It truly is the most wonderful time of the year. A blanket of (melting) snow covers the ground, the decorations are out, Christmas music is on the radio, and I’m counting down the days until I can eat some delicious Christmas foods.
At Christmas, Armenians really pull out all the stops. It doesn’t matter who you are, or where you grew up: Armenians always make a ton of food. This feat is accomplished by making an exorbitant number of dishes to ensure that each person gets to eat the thing they love, and also to avoid the embarrassment and sheer horror that arises from not having enough food. Every year, we have about 10 appetizers. Maybe more, depending on what counts as an appetizer. In fact, almost everyone fills up on appetizers and hardly has room for the meal (don’t worry, we make room). Since the appetizers are so good, we can’t give them up. All of the Armenian foods that are too labor intensive or decadent to make during the rest of the year make an appearance at the Christmas table, and we all go completely nuts eating them.

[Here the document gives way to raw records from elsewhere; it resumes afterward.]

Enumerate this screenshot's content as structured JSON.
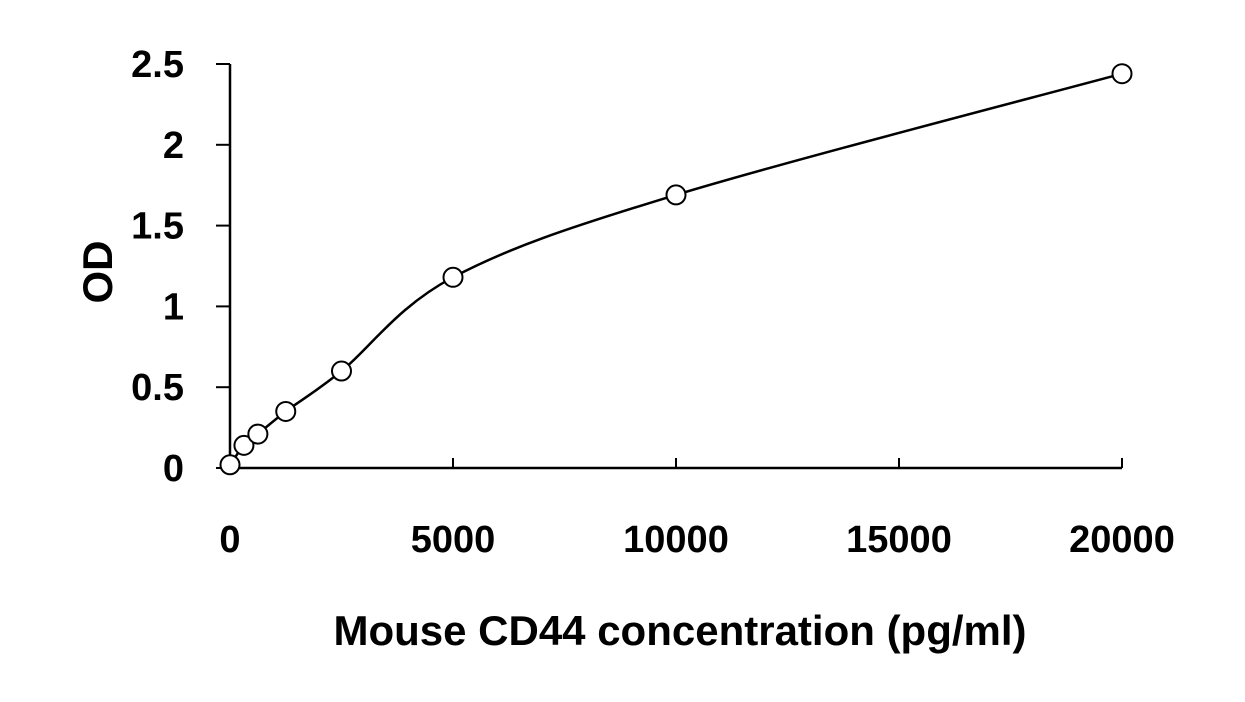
{
  "colors": {
    "axis": "#000000",
    "line": "#000000",
    "marker_fill": "#ffffff",
    "background": "#ffffff"
  },
  "chart_data": {
    "type": "scatter",
    "title": "",
    "xlabel": "Mouse CD44 concentration (pg/ml)",
    "ylabel": "OD",
    "xlim": [
      0,
      20000
    ],
    "ylim": [
      0,
      2.5
    ],
    "grid": false,
    "legend": "none",
    "x_ticks": [
      0,
      5000,
      10000,
      15000,
      20000
    ],
    "x_tick_labels": [
      "0",
      "5000",
      "10000",
      "15000",
      "20000"
    ],
    "y_ticks": [
      0,
      0.5,
      1,
      1.5,
      2,
      2.5
    ],
    "y_tick_labels": [
      "0",
      "0.5",
      "1",
      "1.5",
      "2",
      "2.5"
    ],
    "series": [
      {
        "x": [
          0,
          312.5,
          625,
          1250,
          2500,
          5000,
          10000,
          20000
        ],
        "y": [
          0.02,
          0.14,
          0.21,
          0.35,
          0.6,
          1.18,
          1.69,
          2.44
        ],
        "marker": "open-circle",
        "fit_line": true
      }
    ]
  }
}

Since our Armenian appetizers, or mezze, are so good, I wanted to share some recipes with you. I present to you a group of recipes that you might find at any Armenian Christmas (or New Years, or Easter) celebration. I limited the recipes to the more traditional ones that you’d find at a Middle Eastern table, but you can certainly get creative with flavors and ingredients: add almost anything to your hummus or baba ghanoush dips, swap out grains for gluten-free options, fill turnovers with something different–the possibilities are endless.
What are your favorite mezze recipes? Comment below!

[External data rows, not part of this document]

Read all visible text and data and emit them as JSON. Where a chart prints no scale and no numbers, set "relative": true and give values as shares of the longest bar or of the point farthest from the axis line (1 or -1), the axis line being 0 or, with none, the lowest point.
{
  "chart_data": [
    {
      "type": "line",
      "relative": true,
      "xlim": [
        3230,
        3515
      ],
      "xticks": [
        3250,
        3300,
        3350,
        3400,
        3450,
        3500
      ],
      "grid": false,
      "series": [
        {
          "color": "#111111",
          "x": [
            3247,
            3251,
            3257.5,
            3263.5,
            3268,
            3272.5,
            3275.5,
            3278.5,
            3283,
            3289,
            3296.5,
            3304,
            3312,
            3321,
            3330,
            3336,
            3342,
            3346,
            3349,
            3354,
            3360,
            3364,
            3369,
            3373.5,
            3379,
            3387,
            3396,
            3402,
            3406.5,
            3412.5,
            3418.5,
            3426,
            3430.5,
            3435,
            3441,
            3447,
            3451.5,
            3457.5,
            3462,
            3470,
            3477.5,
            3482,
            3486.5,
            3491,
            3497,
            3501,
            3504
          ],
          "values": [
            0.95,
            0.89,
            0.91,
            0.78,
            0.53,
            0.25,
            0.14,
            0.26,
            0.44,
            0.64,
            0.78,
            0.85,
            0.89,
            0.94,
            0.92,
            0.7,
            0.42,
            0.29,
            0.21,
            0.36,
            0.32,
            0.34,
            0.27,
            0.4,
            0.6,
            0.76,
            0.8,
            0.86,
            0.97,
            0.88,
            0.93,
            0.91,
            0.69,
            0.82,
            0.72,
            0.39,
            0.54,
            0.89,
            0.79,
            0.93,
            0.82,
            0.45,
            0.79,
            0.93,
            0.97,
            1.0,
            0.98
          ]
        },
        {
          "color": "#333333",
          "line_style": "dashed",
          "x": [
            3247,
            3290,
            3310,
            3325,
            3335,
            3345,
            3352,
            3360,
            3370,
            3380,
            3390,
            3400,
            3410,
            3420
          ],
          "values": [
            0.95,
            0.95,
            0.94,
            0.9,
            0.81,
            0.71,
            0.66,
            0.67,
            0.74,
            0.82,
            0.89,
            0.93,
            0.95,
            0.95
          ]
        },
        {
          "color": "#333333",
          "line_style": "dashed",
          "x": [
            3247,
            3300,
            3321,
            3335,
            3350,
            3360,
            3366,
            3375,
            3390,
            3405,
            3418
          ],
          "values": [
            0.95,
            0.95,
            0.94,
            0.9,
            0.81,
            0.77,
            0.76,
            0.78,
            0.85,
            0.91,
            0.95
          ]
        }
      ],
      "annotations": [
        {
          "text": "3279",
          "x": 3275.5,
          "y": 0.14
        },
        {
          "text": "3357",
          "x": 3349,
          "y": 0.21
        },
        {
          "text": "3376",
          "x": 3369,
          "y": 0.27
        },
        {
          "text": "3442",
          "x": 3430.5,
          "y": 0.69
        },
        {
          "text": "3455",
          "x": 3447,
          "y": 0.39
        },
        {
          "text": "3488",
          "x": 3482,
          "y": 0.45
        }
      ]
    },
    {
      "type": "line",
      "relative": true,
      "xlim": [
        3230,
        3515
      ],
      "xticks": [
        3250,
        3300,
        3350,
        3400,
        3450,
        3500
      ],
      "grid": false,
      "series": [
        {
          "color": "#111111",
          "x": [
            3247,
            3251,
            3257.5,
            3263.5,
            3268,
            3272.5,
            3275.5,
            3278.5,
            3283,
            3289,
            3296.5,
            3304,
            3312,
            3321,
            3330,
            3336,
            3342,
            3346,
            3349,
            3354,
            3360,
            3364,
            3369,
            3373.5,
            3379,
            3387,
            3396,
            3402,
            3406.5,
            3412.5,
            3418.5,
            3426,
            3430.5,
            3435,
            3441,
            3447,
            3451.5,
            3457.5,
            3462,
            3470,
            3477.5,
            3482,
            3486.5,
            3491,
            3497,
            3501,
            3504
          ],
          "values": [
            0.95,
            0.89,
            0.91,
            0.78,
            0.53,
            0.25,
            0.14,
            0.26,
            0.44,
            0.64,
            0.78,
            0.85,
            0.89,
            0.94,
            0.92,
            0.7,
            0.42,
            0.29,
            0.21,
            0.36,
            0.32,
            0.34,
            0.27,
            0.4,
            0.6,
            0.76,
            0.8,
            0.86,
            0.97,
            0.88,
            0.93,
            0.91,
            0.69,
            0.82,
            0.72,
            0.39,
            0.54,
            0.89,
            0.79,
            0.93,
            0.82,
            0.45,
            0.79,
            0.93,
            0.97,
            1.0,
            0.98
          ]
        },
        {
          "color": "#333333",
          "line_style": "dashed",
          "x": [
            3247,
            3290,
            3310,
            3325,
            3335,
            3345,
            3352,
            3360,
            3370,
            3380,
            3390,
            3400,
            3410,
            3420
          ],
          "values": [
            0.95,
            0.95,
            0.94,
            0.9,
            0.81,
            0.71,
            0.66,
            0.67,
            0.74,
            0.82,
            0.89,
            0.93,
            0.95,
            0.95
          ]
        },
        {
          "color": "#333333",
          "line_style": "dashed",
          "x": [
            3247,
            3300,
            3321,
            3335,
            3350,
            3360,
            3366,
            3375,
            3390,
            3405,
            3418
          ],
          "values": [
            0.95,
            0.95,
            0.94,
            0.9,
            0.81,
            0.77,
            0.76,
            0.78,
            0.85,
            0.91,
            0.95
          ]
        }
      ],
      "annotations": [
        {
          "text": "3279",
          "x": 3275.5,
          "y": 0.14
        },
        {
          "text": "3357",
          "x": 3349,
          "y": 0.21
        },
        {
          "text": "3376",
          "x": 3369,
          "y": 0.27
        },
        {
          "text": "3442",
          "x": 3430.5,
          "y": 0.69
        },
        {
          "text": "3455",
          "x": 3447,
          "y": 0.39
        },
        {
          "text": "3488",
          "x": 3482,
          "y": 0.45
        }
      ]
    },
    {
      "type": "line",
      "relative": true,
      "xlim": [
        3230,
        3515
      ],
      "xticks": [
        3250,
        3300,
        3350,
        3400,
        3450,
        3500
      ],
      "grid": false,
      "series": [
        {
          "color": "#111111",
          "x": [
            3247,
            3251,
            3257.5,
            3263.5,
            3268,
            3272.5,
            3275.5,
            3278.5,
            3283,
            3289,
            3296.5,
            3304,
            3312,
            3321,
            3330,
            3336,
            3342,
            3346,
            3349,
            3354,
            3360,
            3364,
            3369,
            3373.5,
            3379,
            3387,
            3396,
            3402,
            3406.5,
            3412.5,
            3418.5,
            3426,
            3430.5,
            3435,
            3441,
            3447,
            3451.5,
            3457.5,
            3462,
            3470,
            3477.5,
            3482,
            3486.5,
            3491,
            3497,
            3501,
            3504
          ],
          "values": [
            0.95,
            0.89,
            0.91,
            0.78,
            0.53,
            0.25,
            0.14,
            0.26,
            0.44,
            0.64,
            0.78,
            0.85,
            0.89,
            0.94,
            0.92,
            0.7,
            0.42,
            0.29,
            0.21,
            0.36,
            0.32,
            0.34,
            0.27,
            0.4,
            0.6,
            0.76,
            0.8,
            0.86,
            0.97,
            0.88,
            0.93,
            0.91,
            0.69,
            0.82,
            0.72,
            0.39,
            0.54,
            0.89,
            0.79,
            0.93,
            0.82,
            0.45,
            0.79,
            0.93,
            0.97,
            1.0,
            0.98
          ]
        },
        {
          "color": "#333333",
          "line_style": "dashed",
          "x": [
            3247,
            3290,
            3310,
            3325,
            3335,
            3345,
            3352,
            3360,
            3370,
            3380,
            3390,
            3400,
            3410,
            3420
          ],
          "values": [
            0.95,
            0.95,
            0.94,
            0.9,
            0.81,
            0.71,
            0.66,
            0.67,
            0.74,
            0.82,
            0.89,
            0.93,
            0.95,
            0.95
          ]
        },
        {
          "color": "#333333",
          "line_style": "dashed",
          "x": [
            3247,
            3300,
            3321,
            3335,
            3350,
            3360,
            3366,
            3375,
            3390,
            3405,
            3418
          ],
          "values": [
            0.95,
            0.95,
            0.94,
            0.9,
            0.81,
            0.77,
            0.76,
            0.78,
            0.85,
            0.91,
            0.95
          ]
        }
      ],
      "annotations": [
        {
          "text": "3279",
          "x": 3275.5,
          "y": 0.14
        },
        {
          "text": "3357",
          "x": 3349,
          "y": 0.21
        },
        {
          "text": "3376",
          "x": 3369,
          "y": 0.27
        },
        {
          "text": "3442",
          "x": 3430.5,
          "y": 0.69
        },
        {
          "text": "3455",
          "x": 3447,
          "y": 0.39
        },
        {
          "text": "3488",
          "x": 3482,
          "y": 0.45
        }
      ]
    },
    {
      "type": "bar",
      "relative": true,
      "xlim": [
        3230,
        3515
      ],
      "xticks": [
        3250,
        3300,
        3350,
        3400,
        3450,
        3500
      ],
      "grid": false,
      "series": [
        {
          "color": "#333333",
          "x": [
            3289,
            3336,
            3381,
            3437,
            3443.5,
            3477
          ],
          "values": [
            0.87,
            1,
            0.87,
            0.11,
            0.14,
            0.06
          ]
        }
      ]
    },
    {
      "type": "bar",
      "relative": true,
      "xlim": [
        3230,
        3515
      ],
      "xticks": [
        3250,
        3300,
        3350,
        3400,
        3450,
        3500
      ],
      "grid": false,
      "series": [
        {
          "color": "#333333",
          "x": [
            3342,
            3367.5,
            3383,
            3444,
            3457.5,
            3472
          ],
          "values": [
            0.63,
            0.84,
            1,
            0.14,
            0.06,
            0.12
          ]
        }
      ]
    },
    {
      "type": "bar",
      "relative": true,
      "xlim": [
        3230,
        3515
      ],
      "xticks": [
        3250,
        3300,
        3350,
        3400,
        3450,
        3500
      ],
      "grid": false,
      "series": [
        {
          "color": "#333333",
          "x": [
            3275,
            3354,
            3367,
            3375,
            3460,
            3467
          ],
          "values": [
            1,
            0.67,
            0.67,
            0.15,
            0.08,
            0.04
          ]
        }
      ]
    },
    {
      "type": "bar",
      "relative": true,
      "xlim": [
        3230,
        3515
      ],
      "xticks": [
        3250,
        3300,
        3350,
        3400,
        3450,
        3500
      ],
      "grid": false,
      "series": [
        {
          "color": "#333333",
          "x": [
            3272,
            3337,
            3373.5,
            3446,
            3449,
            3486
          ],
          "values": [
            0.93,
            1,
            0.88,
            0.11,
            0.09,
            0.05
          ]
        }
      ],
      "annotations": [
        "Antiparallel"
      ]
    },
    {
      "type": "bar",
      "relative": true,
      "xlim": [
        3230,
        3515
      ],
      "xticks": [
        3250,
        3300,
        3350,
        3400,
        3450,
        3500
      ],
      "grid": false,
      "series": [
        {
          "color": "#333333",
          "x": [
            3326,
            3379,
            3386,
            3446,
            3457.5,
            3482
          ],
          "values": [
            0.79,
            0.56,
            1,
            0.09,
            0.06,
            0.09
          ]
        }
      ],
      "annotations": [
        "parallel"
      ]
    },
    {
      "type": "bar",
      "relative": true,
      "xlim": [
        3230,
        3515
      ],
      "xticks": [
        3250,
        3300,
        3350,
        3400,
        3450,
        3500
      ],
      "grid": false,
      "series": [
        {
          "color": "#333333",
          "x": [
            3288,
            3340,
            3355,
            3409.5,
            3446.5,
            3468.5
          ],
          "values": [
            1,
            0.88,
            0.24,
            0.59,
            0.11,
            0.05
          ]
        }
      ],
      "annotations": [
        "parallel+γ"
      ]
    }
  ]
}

Traditional Armenian and Middle Eastern Mezze Recipes
Spinach Pastries, or Fatayer Sabanekh, from Little Sunny Kitchen, are tasty pastries filled with spinach. These make great appetizers or snacks.

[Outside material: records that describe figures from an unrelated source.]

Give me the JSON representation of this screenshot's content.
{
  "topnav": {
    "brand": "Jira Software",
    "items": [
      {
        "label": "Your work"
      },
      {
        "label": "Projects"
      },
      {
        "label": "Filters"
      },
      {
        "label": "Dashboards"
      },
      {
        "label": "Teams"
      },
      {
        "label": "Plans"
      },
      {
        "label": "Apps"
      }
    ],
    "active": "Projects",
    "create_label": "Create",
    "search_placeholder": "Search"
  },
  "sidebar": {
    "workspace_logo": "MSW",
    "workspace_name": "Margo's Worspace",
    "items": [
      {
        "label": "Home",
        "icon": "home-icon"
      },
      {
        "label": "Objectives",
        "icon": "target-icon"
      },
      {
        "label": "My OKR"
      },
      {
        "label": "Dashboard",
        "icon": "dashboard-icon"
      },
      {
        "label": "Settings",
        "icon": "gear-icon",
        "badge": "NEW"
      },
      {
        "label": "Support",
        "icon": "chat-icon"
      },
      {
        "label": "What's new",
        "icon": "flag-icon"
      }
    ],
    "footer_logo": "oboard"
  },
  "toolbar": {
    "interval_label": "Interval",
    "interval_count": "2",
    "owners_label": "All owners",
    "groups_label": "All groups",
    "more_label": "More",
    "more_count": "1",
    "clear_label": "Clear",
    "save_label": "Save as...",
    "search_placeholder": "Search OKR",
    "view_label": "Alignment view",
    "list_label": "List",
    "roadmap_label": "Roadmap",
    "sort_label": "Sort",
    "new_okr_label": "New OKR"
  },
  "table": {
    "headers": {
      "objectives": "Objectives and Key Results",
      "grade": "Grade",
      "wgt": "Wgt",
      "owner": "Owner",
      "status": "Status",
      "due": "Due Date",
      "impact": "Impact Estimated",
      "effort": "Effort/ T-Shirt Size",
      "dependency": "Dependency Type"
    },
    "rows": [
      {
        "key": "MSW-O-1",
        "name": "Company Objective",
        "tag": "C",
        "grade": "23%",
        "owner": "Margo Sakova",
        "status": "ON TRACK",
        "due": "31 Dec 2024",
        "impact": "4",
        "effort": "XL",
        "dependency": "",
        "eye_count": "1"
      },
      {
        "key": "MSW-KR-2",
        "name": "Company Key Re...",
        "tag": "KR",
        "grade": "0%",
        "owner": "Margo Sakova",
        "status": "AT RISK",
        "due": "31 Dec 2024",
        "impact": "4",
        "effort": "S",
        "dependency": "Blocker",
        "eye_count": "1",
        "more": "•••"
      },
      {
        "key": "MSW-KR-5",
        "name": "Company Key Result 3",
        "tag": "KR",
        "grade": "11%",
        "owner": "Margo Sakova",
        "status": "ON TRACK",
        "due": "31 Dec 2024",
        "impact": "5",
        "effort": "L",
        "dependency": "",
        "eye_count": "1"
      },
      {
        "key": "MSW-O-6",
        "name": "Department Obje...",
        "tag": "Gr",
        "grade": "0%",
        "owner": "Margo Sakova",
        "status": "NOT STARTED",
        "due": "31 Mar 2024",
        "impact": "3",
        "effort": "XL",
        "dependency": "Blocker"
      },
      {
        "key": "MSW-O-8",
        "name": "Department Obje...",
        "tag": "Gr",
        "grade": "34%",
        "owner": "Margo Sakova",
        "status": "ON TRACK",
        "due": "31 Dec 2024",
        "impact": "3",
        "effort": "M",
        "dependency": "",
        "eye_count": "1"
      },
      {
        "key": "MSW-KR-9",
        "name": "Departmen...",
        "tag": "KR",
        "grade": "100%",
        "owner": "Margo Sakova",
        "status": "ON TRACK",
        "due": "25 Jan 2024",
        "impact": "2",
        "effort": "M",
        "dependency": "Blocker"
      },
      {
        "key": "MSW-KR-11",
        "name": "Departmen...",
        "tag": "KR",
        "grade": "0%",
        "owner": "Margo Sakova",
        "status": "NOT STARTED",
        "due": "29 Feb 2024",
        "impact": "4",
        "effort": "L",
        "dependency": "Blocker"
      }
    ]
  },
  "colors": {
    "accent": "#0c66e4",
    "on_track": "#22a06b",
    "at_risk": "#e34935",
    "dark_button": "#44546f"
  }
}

Super Crispy Falafel Bites by Healthy World Cuisine could be mezze or a vegetarian main dish.
Muhammara Spicy Red Pepper Dip by Cooking Chat is a flavorful, easy to make dip.
Hummus and baba ghanoush from Occasionally Eggs are a non-negotiable part of a Middle Eastern table. Hummus is a chickpea and tahini dip, while baba ghanoush is a roasted eggplant dip. Both are vegan, and both are delicious.
Tabbouleh by A Cedar Spoon is the quintessential Middle Eastern salad.
I have a particular soft spot for gluten-free recipes, and this GF Quinoa Tabbouleh from What A Girl Eats looks absolutely delicious.
Fattoush by Simply Lebanese is a light and bright salad that gets a little extra crunch from crispy pita bread.
Mujadara by Innocent Delight is a lentil and rice dish. While it is more of a side dish or even main dish, but could be served as an appetizer as well.
Lebanese Stuffed Grape Leaves by Simply Lebanese are one of my favorites. There are different versions (meat-filled vs meatless) that you can try.
Mercimek Koftesi, or lentil kofta, by My Cooking Journey is one of my favorite vegan dishes (Armenians know this as vospov kufta)! Eat it on its own or inside some pita bread.
Eetch by White Coat Pink Apron is an Armenian bulgur salad, and is one of the easiest and tastiest mezze recipes out there. Spoon some inside a piece of pita bread, on top of a cracker or just eat it with a fork.
Homemade Pita Bread by The Urben Life is the perfect accompaniment to all of these dishes, and tastes so much better than store bought!